Beauty and Waste in the Architecture of
Herzog & de Meuron
22 Ocak - 08 Mayıs 2005, Netherlands Architecture Institute, Rotterdam -
Hollanda |
'An architecture exhibition consisting of waste' is how Jacques Herzog, one
half of the Swiss architectural duo Herzog & de Meuron, describes the exhibition
that will take place in Gallery 1 of the NAI. The bits of 'waste' are the
by-product of the design process: material studies, sketches and models. They
allow us a glimpse of the ideas behind finished and world-renowned buildings
such as the Tate Modern in London and the Domus Winery in California. In
addition to the 'waste,' the exhibition will also show the beauty of Herzog & de
Meuron's buildings through art works, some of them commissioned especially for
the exhibition, by artists who are friends and collaborators of the architects.
Pritzker Prize
Although Herzog & de Meuron are relatively unknown in the Netherlands, in
the rest of the world they are ranked alongside Frank Gehry and Rem Koolhaas.
They have worked all over the world, from the USA to Europe and Asia. In 2001
they received the Pritzker Prize - architecture's Nobel Prize - for their entire
oeuvre. Their most celebrated design is the Tate Modern (1994-2000) in London, a
power station that they have turned into a museum for modern and contemporary
art. The practice has recently completed another building in London - the Laban
Dance Centre - for which they won the prestigious Stirling Prize. Other notable
designs include the Olympic Stadium in Beijing, the de Young and Walker Art
Museum's in the United States, the headquarters for Ricola in Mulhouse, the
Prada store in Tokyo and the Domus Winery in the Napa Valley in California.

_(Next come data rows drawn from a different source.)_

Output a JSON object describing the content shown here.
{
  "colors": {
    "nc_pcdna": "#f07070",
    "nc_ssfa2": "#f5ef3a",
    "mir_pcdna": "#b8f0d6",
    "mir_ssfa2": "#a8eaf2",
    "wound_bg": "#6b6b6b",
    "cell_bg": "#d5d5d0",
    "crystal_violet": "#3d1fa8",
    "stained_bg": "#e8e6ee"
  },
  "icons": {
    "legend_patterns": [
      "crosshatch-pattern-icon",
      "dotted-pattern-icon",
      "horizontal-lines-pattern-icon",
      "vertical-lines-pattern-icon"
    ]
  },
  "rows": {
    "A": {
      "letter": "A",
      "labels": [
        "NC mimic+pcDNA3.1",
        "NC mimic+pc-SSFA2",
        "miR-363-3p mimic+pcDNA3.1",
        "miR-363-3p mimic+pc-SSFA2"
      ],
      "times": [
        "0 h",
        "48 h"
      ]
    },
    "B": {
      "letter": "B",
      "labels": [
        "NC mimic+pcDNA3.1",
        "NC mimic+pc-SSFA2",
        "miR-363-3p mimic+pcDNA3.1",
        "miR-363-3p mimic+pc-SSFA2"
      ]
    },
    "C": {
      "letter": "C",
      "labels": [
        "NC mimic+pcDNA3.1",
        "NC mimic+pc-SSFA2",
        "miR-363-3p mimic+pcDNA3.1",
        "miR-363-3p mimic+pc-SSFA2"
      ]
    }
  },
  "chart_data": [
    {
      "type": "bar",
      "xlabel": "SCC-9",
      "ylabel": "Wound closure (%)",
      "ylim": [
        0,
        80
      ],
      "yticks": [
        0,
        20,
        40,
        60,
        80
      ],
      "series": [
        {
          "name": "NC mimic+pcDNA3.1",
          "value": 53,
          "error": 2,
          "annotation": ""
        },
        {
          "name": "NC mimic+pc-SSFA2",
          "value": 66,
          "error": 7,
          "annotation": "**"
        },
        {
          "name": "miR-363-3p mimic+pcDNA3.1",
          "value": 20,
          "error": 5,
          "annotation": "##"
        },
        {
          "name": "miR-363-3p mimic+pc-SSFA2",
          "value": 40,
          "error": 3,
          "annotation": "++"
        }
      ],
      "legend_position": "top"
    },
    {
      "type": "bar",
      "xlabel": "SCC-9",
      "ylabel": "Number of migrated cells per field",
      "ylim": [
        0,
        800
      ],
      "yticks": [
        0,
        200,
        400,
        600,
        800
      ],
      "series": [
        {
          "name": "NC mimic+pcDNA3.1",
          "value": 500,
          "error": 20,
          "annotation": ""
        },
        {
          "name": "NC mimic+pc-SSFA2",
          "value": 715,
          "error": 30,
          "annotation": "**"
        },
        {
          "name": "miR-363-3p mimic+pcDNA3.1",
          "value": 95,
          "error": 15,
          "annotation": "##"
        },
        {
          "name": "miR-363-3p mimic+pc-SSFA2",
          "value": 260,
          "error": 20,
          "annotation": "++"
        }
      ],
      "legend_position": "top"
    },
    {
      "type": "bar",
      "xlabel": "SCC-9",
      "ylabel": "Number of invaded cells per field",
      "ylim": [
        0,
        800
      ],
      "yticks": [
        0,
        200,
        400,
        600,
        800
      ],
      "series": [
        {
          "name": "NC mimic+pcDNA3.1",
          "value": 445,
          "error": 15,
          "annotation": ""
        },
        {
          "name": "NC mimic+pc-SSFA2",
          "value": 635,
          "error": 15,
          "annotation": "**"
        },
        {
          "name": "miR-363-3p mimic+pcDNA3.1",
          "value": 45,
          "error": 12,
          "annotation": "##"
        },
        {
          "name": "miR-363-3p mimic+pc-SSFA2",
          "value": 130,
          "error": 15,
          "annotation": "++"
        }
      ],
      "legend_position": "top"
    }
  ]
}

A glimpse inside the studio
The exhibition, which was first shown in Schaulager in Basel, provides a
behind-the-scenes view of Herzog & de Meuron's studio from its first commissions
25 years ago to its most recent large-scale projects. The various stages in the
design process, comprising hundreds of objects utilizing a variety of materials
and techniques, will be displayed on tables. In addition to models there will be
many material samples on exhibit to help to illustrate the design process. They
are, according to Herzog: "Silent witnesses of the intellectual, dynamic group
process that sometimes leads to buildings." They are the by-products, leftovers
and traces of a thought process designed to take the project to the next step or
to convince the client. An example of such a thought process was an experiment
in the Schaulager with the raw materials for Ricola candy, with which they
modeled an entire landscape.
Master planning
In addition, sketches, images and master planning projects in China on which
Herzog & de Meuron are currently working will be displayed in individual
pavilions. The sketches on paper napkins and scraps of paper show that, in
addition to working with computers, Herzog & de Meuron use traditional
techniques and carry on the design process at all times and in any place. The
sketches are viewed by Herzog & de Meuron as works of art and as such are
exhibited and sold.
Film stills
The images comprise photographs and films stills of Herzog & de Meuron
buildings by artists such as Remy Zaugg, Thomas Ruff and Andreas Gursky. The
master planning projects, as well as student work displayed in a separate
pavilion, will complete the survey by showing the implication of Herzog & de
Meuron's work for the larger scale of the city and the region, as well as its
translation into other means and other places. In this manner, the exhibition
will exhibit the full range of Herzog & de Meuron's imaginative reworking of our
reality in process, product and provocative speculation.